Growing realization has a way of bringing changes in the law. Take drunken driving. Decades ago, it was taken less seriously than it is now. But as the public began to see the carnage caused by intoxicated motorists, punishment became accordingly more severe.

So it is happening with another form of reckless driving behavior — blowing past school buses that are stopped for children to board or disembark.

This maneuver is dangerous on multiple levels. It is worse than running a red light because the bus creates an enormous blind spot for the motorist blowing past and, of course, children, impetuous and unpredictable by nature, are always present.

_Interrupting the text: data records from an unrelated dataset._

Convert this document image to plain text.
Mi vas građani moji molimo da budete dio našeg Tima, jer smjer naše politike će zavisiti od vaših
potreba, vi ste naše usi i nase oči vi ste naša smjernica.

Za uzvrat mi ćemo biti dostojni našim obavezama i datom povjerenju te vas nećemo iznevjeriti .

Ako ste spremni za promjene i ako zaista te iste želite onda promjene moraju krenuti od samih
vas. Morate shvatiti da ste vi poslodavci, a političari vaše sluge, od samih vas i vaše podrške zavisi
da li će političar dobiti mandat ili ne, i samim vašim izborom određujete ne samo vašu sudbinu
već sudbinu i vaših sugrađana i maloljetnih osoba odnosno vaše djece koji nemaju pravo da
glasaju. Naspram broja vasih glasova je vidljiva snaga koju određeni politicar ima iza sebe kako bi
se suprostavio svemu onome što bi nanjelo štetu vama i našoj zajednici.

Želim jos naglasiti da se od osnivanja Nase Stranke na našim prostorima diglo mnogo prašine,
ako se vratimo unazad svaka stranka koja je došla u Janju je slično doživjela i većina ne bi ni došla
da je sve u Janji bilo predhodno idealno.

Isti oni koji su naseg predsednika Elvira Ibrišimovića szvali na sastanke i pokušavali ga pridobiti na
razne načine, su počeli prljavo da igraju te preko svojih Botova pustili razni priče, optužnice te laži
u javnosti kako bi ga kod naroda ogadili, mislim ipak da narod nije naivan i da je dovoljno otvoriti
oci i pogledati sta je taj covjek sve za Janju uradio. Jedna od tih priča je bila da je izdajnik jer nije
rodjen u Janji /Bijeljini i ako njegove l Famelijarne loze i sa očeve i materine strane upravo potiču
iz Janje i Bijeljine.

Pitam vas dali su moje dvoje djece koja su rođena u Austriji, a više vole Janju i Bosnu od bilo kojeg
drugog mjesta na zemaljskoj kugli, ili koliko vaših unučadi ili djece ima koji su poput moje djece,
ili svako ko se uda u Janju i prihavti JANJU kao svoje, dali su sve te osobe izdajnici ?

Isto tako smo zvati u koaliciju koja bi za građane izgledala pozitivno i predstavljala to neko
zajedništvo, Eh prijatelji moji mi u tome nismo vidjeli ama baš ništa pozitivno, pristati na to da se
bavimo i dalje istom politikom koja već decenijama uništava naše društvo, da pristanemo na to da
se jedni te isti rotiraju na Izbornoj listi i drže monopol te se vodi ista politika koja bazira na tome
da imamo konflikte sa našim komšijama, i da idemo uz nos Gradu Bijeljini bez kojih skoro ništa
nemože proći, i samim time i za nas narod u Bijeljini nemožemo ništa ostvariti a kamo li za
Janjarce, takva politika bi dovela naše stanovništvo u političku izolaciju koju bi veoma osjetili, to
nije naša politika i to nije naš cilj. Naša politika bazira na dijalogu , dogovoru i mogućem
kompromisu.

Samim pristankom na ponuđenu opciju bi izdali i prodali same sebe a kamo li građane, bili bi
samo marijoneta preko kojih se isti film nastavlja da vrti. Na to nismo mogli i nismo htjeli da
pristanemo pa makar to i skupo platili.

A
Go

The Maryland State Department of Education recently posted the results of its third annual survey on bus-passing violations. The survey showed that violations have dropped by more than half since 2011. Fortunately, these violations are decreasing in frequency. The survey, conducted statewide by bus drivers keeping count on a single day in April as a "snapshot" of the problem, found 3,392 violations, down from 7,011 in 2011. Yet, by extrapolating out to 180 school days in a year, this still indicates more than half a million violations in a school year.

The numbers may be down, but they are still too high.

Drivers who do not stop for a school bus in Maryland and get caught are hit with a fine of $570 and get three points on their license. Drivers who stop but drive past before the bus stop arm closes face the same fine, with two points on their license.

While penalties in other states include fines of up to $1,000, up to five points on the license, mandatory attendance at driver safety classes and even a two-month suspension of a driver's license, we think the current penalties in Maryland seem to be working. We encourage the state Department of Education to continue its survey by counting violators to make sure it stays that way. If the numbers don't keep dropping, then maybe at that time the harsher penalties should be explored.

Meanwhile, classes are back in session now and the school buses are once again delivering their precious cargo. Drivers need to slow down when they see school buses and take great care in keeping our children safe.